Face à la situation précaire de ces personnes âgées, nous contactons le porte-parole d'Assuralia, l’union professionnelle des entreprises d'assurances, pour tenter de trouver une ultime solution. "Dans ce cas, l'élément central semble être le besoin de trouver une responsabilité à l'incendie. Ce sont donc les règles du code civil qui s'appliquent. Elles indiquent que la charge de la preuve incombe à la victime. Mais il n'est pas toujours facile pour une victime de trouver et prouver la responsabilité d'un individu ou d'une entité", explique Wauthier Robyns. Si une instruction pénale avait été ouverte, les victimes auraient pu s'aider des éléments de l'enquête pour trouver la responsabilité et se faire connaître comme personnes lésées. Mais ça n'a pas été le cas ici.

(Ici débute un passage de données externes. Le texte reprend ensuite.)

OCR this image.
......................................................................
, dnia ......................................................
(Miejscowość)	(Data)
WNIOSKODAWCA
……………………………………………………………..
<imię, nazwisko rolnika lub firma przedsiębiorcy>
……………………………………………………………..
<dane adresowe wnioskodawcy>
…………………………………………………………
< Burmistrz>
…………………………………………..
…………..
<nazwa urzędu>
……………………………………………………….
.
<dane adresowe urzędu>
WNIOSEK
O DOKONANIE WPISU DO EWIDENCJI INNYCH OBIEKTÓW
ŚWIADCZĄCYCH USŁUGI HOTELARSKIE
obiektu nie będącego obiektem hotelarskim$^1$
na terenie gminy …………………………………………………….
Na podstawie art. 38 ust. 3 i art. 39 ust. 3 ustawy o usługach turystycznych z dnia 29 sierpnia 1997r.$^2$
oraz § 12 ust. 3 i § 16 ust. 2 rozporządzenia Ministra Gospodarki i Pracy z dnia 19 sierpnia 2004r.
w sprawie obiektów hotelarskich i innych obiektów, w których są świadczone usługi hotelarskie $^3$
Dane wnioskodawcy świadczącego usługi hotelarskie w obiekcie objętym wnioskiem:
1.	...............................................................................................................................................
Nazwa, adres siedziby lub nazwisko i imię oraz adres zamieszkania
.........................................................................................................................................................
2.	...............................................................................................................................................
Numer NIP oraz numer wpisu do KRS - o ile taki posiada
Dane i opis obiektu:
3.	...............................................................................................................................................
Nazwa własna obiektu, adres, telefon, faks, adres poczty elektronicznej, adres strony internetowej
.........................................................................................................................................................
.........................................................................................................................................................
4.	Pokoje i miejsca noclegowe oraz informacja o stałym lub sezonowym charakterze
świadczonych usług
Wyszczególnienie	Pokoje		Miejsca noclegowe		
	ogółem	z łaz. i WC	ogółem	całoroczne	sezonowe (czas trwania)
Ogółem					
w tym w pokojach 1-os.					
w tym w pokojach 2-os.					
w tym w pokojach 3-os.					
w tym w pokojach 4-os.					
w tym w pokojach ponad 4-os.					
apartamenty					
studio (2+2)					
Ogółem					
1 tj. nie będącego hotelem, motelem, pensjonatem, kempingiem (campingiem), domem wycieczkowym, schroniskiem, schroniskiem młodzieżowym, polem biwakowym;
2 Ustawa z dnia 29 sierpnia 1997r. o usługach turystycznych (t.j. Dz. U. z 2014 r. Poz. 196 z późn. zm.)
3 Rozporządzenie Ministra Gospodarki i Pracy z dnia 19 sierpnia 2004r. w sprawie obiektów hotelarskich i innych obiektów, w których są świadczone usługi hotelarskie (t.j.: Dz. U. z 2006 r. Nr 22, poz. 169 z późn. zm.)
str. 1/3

Difficile donc pour un homme de 87 ans et sa femme de 77 ans de se lancer dans une enquête. "Dans ce dossier, il est peut-être intéressant de voir si monsieur et madame ne disposaient pas à l'époque d'une assurance protection juridique, qui est souvent liée à une assurance familiale. Si c'est le cas, elle peut être utilisée dans les cas où un dommage a été causé par autrui. Ces assurances peuvent couvrir les frais de défense jusqu'à certains montants. Et si l'assureur affirme qu'il ne peut pas intervenir, il est encore possible de trouver un avocat qui accepte de défendre son dossier. Dans ce cas, l'assurance devra couvrir les frais", précise le représentant d'Assuralia.

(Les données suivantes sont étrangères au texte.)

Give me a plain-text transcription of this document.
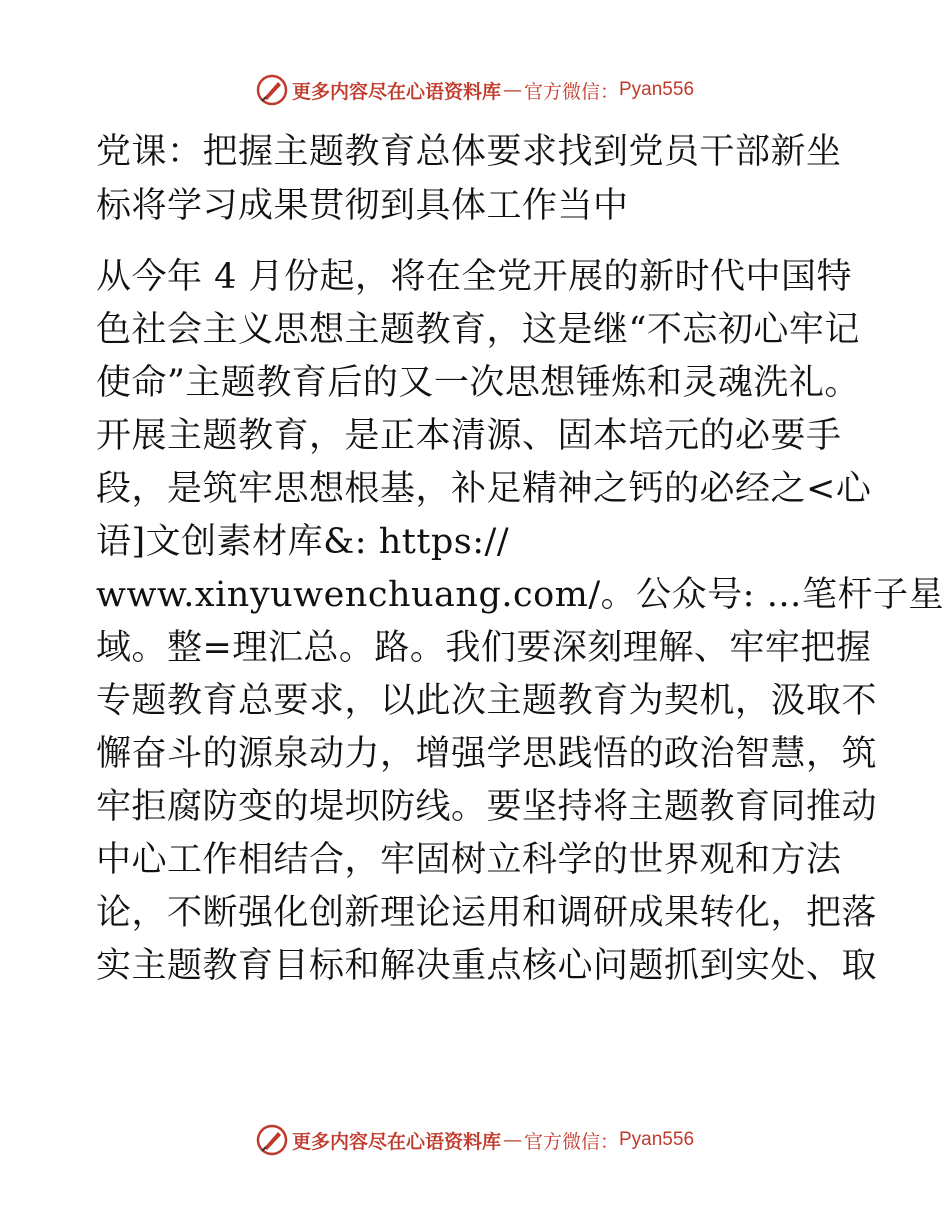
更多内容尽在心语资料库 — 官方微信： Pyan556
党课：把握主题教育总体要求找到党员干部新坐
标将学习成果贯彻到具体工作当中
从今年 4 月份起，将在全党开展的新时代中国特
色社会主义思想主题教育，这是继“不忘初心牢记
使命”主题教育后的又一次思想锤炼和灵魂洗礼。
开展主题教育，是正本清源、固本培元的必要手
段，是筑牢思想根基，补足精神之钙的必经之<心
语]文创素材库&: https://
www.xinyuwenchuang.com/。公众号: …笔杆子星
域。整=理汇总。路。我们要深刻理解、牢牢把握
专题教育总要求，以此次主题教育为契机，汲取不
懈奋斗的源泉动力，增强学思践悟的政治智慧，筑
牢拒腐防变的堤坝防线。要坚持将主题教育同推动
中心工作相结合，牢固树立科学的世界观和方法
论，不断强化创新理论运用和调研成果转化，把落
实主题教育目标和解决重点核心问题抓到实处、取
更多内容尽在心语资料库 — 官方微信： Pyan556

Nous contactons directement Sébastien Bosmans, le courtier en assurances du couple. Il y a trois possibilités pour que Willy et son épouse aient eu une assurance protection juridique lors de l'incendie: qu'elle soit liée à une assurance incendie (impossible vu que cette assurance avait été résiliée), qu'elle ait été contractée séparément ou qu'elle soit intégrée à une assurance familiale.

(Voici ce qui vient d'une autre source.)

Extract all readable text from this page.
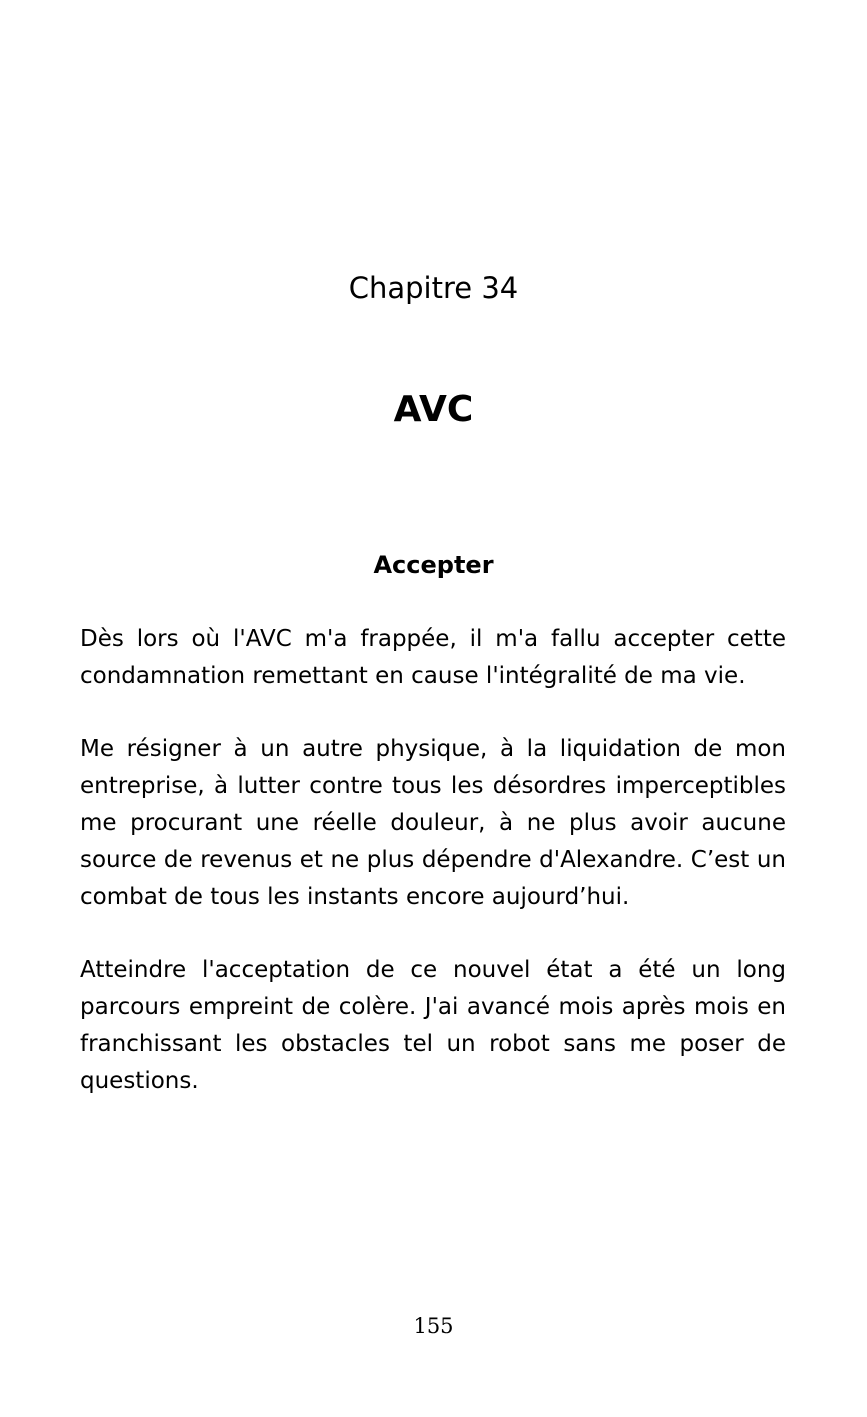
Chapitre 34
AVC
Accepter

Dès lors où l'AVC m'a frappée, il m'a fallu accepter cette condamnation remettant en cause l'intégralité de ma vie.

Me résigner à un autre physique, à la liquidation de mon entreprise, à lutter contre tous les désordres imperceptibles me procurant une réelle douleur, à ne plus avoir aucune source de revenus et ne plus dépendre d'Alexandre. C’est un combat de tous les instants encore aujourd’hui.

Atteindre l'acceptation de ce nouvel état a été un long parcours empreint de colère. J'ai avancé mois après mois en franchissant les obstacles tel un robot sans me poser de questions.

155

"Je vois dans mes dossiers qu'ils n'ont pas souscris à une protection juridique de façon séparée… Et je vois qu'ils n'ont jamais eu d'assurance familiale avant que je ne leur propose d'en prendre une, après l'incendie", confie le courtier.

Malheureusement pour Willy et son épouse, aucune chance donc pour qu'une assurance couvre des frais de défense dans cette affaire. Et même si cela avait été possible, la procédure aurait encore été longue et n'aurait pas forcément abouti.


Un tout nouveau quartier va voir le jour


© Sambrienne


Le bâtiment a été démoli © RTL INFO

Élément positif pour le couple: le bâtiment de la Sambrienne a été démoli. La société de logements y a lancé son projet 5e Élément. D'ici quelques années, quand les travaux seront terminés, la Sambrienne va y établir son siège. 30 kots et 80 logements seront proposés à la location et 40 à la vente. Une surface de 6.000m² devrait aussi voir le jour. Le budget de ce tout nouveau quartier est actuellement estimé par la Sambrienne à un peu plus de 27 millions d'euros.